- Le licenciement ouvre-t-il droit au chômage en 2026 ?
- Oui, le licenciement (économique ou personnel) et la rupture conventionnelle ouvrent droit à l'ARE. La démission ne donne pas droit au chômage sauf démission pour projet professionnel validée par France Travail.
- Peut-on débloquer son PER en cas de chômage ?
- Oui, le PER peut être débloqué en cas d'expiration des droits à l'assurance chômage (fin de droits). C'est l'un des 6 cas de déblocage anticipé prévu à l'article L224-4 du Code monétaire et financier.
- Combien de temps la mutuelle d'entreprise reste-t-elle gratuite après licenciement ?

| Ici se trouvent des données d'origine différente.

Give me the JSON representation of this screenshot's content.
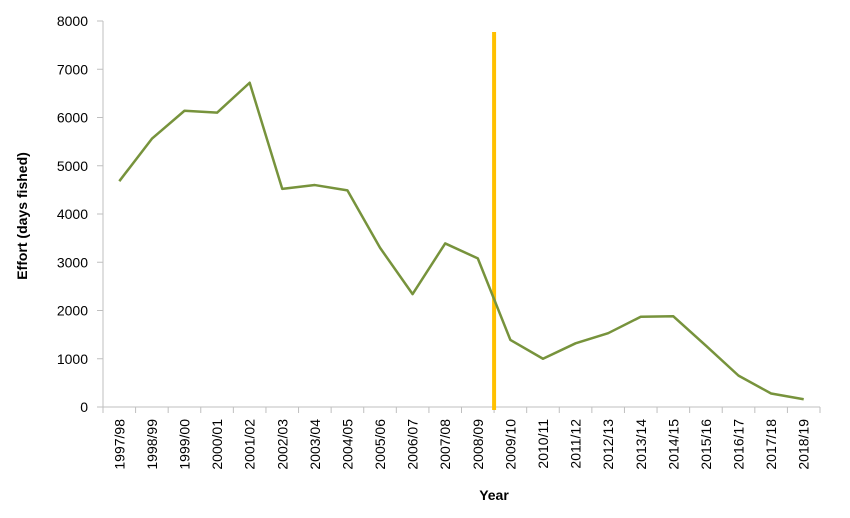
{
  "chart_data": {
    "type": "line",
    "title": "",
    "xlabel": "Year",
    "ylabel": "Effort (days fished)",
    "ylim": [
      0,
      8000
    ],
    "yticks": [
      0,
      1000,
      2000,
      3000,
      4000,
      5000,
      6000,
      7000,
      8000
    ],
    "grid": false,
    "legend": "none",
    "categories": [
      "1997/98",
      "1998/99",
      "1999/00",
      "2000/01",
      "2001/02",
      "2002/03",
      "2003/04",
      "2004/05",
      "2005/06",
      "2006/07",
      "2007/08",
      "2008/09",
      "2009/10",
      "2010/11",
      "2011/12",
      "2012/13",
      "2013/14",
      "2014/15",
      "2015/16",
      "2016/17",
      "2017/18",
      "2018/19"
    ],
    "series": [
      {
        "color": "#77933c",
        "values": [
          4680,
          5560,
          6140,
          6100,
          6720,
          4520,
          4600,
          4490,
          3300,
          2340,
          3390,
          3080,
          1390,
          1000,
          1320,
          1530,
          1870,
          1880,
          1270,
          650,
          280,
          160
        ]
      }
    ],
    "marker_line": {
      "color": "#ffc000",
      "between": [
        "2008/09",
        "2009/10"
      ]
    },
    "axis_color": "#bfbfbf"
  }
}
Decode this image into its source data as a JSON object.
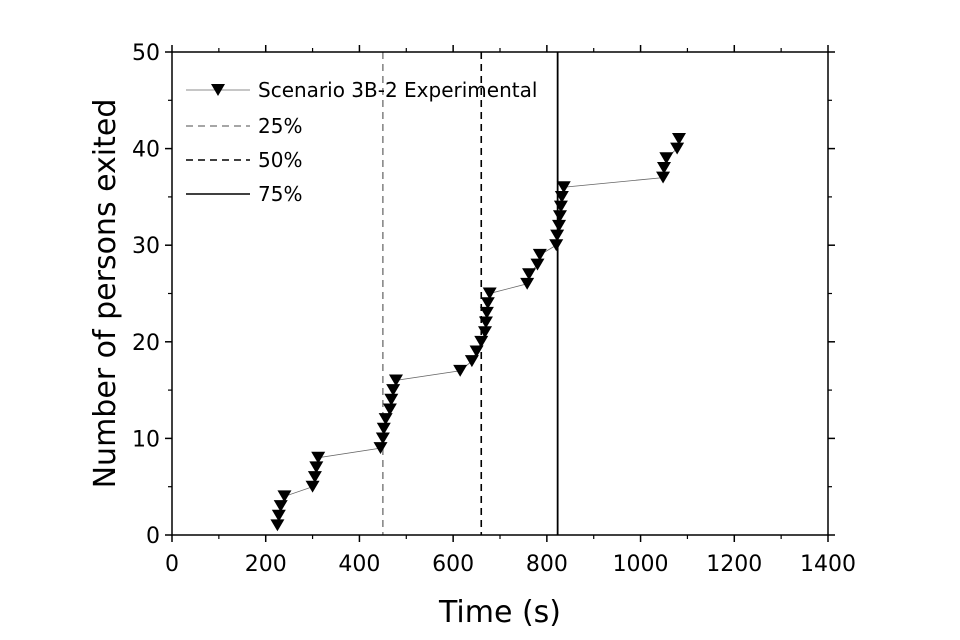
{
  "chart_data": {
    "type": "scatter",
    "title": "",
    "xlabel": "Time (s)",
    "ylabel": "Number of persons exited",
    "xlim": [
      0,
      1400
    ],
    "ylim": [
      0,
      50
    ],
    "xticks": [
      "0",
      "200",
      "400",
      "600",
      "800",
      "1000",
      "1200",
      "1400"
    ],
    "yticks": [
      "0",
      "10",
      "20",
      "30",
      "40",
      "50"
    ],
    "grid": false,
    "legend_position": "top-left",
    "series": [
      {
        "name": "Scenario 3B-2 Experimental",
        "marker": "triangle-down",
        "color": "#000000",
        "points": [
          [
            225,
            1
          ],
          [
            228,
            2
          ],
          [
            232,
            3
          ],
          [
            240,
            4
          ],
          [
            300,
            5
          ],
          [
            305,
            6
          ],
          [
            308,
            7
          ],
          [
            312,
            8
          ],
          [
            445,
            9
          ],
          [
            450,
            10
          ],
          [
            452,
            11
          ],
          [
            456,
            12
          ],
          [
            465,
            13
          ],
          [
            468,
            14
          ],
          [
            472,
            15
          ],
          [
            478,
            16
          ],
          [
            615,
            17
          ],
          [
            640,
            18
          ],
          [
            650,
            19
          ],
          [
            660,
            20
          ],
          [
            668,
            21
          ],
          [
            670,
            22
          ],
          [
            672,
            23
          ],
          [
            674,
            24
          ],
          [
            678,
            25
          ],
          [
            758,
            26
          ],
          [
            762,
            27
          ],
          [
            780,
            28
          ],
          [
            785,
            29
          ],
          [
            820,
            30
          ],
          [
            822,
            31
          ],
          [
            826,
            32
          ],
          [
            828,
            33
          ],
          [
            830,
            34
          ],
          [
            832,
            35
          ],
          [
            836,
            36
          ],
          [
            1048,
            37
          ],
          [
            1050,
            38
          ],
          [
            1055,
            39
          ],
          [
            1078,
            40
          ],
          [
            1082,
            41
          ]
        ]
      }
    ],
    "reference_lines": [
      {
        "name": "25%",
        "x": 450,
        "style": "dashed",
        "color": "#888888"
      },
      {
        "name": "50%",
        "x": 660,
        "style": "dashed",
        "color": "#000000"
      },
      {
        "name": "75%",
        "x": 823,
        "style": "solid",
        "color": "#000000"
      }
    ]
  }
}
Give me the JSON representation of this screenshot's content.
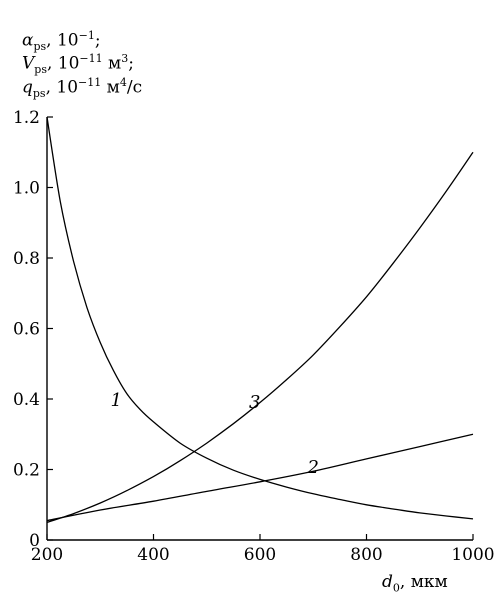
{
  "ylabel_lines": [
    {
      "sym": "α",
      "sub": "ps",
      "unit_pre": ", 10",
      "sup": "−1",
      "unit_post": ";"
    },
    {
      "sym": "V",
      "sub": "ps",
      "unit_pre": ", 10",
      "sup": "−11",
      "unit_post": " м",
      "sup2": "3",
      "unit_post2": ";"
    },
    {
      "sym": "q",
      "sub": "ps",
      "unit_pre": ", 10",
      "sup": "−11",
      "unit_post": " м",
      "sup2": "4",
      "unit_post2": "/с"
    }
  ],
  "xlabel": {
    "sym": "d",
    "sub": "0",
    "unit": ", мкм"
  },
  "chart_data": {
    "type": "line",
    "xlim": [
      200,
      1000
    ],
    "ylim": [
      0,
      1.2
    ],
    "xticks": [
      200,
      400,
      600,
      800,
      1000
    ],
    "yticks": [
      0,
      0.2,
      0.4,
      0.6,
      0.8,
      1.0,
      1.2
    ],
    "ytick_labels": [
      "0",
      "0.2",
      "0.4",
      "0.6",
      "0.8",
      "1.0",
      "1.2"
    ],
    "grid": false,
    "series": [
      {
        "name": "1",
        "label_at": [
          330,
          0.38
        ],
        "x": [
          200,
          225,
          250,
          275,
          300,
          325,
          350,
          375,
          400,
          450,
          500,
          550,
          600,
          650,
          700,
          750,
          800,
          850,
          900,
          950,
          1000
        ],
        "y": [
          1.2,
          0.96,
          0.79,
          0.66,
          0.56,
          0.48,
          0.415,
          0.37,
          0.335,
          0.275,
          0.232,
          0.198,
          0.172,
          0.15,
          0.131,
          0.115,
          0.1,
          0.088,
          0.077,
          0.068,
          0.06
        ]
      },
      {
        "name": "2",
        "label_at": [
          700,
          0.19
        ],
        "x": [
          200,
          300,
          400,
          500,
          600,
          700,
          800,
          900,
          1000
        ],
        "y": [
          0.055,
          0.085,
          0.11,
          0.138,
          0.165,
          0.195,
          0.23,
          0.265,
          0.3
        ]
      },
      {
        "name": "3",
        "label_at": [
          590,
          0.375
        ],
        "x": [
          200,
          250,
          300,
          350,
          400,
          450,
          500,
          550,
          600,
          650,
          700,
          750,
          800,
          850,
          900,
          950,
          1000
        ],
        "y": [
          0.05,
          0.075,
          0.105,
          0.14,
          0.18,
          0.225,
          0.275,
          0.33,
          0.39,
          0.455,
          0.525,
          0.605,
          0.69,
          0.785,
          0.885,
          0.99,
          1.1
        ]
      }
    ]
  }
}
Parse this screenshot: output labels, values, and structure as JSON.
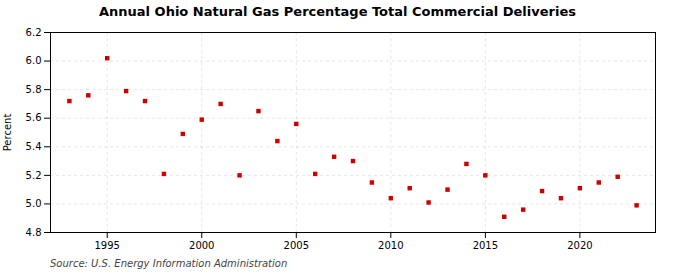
{
  "chart_data": {
    "type": "scatter",
    "title": "Annual Ohio Natural Gas Percentage Total Commercial Deliveries",
    "ylabel": "Percent",
    "annotation": "Source: U.S. Energy Information Administration",
    "x": [
      1993,
      1994,
      1995,
      1996,
      1997,
      1998,
      1999,
      2000,
      2001,
      2002,
      2003,
      2004,
      2005,
      2006,
      2007,
      2008,
      2009,
      2010,
      2011,
      2012,
      2013,
      2014,
      2015,
      2016,
      2017,
      2018,
      2019,
      2020,
      2021,
      2022,
      2023
    ],
    "values": [
      5.72,
      5.76,
      6.02,
      5.79,
      5.72,
      5.21,
      5.49,
      5.59,
      5.7,
      5.2,
      5.65,
      5.44,
      5.56,
      5.21,
      5.33,
      5.3,
      5.15,
      5.04,
      5.11,
      5.01,
      5.1,
      5.28,
      5.2,
      4.91,
      4.96,
      5.09,
      5.04,
      5.11,
      5.15,
      5.19,
      4.99
    ],
    "color": "#cc0000",
    "marker": "square",
    "xlim": [
      1992,
      2024
    ],
    "xticks": [
      1995,
      2000,
      2005,
      2010,
      2015,
      2020
    ],
    "ylim": [
      4.8,
      6.2
    ],
    "yticks": [
      4.8,
      {
        "value": 5.0,
        "label": "5.0"
      },
      5.2,
      5.4,
      5.6,
      5.8,
      {
        "value": 6.0,
        "label": "6.0"
      },
      6.2
    ],
    "grid": true
  }
}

- La portabilité est gratuite pendant 12 mois maximum ou la durée d'indemnisation chômage si inférieure. C'est automatique, aucune démarche n'est nécessaire (article L911-8 du Code de la sécurité sociale).
- Peut-on cumuler l'ARE avec une activité freelance ou auto-entrepreneuriale ?
- Oui. L'ARE est maintenue mais réduite de 70 % des revenus d'activité. Il faut déclarer ses revenus mensuellement à France Travail.
- Quel est le montant minimum de l'ARE en 2026 ?
- Le montant minimum de l'ARE est de 31,97 € par jour au 1er juillet 2026, soit environ 959 € par mois pour 30 jours d'indemnisation.
- La démission ouvre-t-elle droit au chômage ?
- En principe non. Sauf cas de démission légitime (déménagement suite à mariage, harcèlement moral, non-paiement du salaire) ou démission pour projet professionnel validée par France Travail après 5 ans d'ancienneté.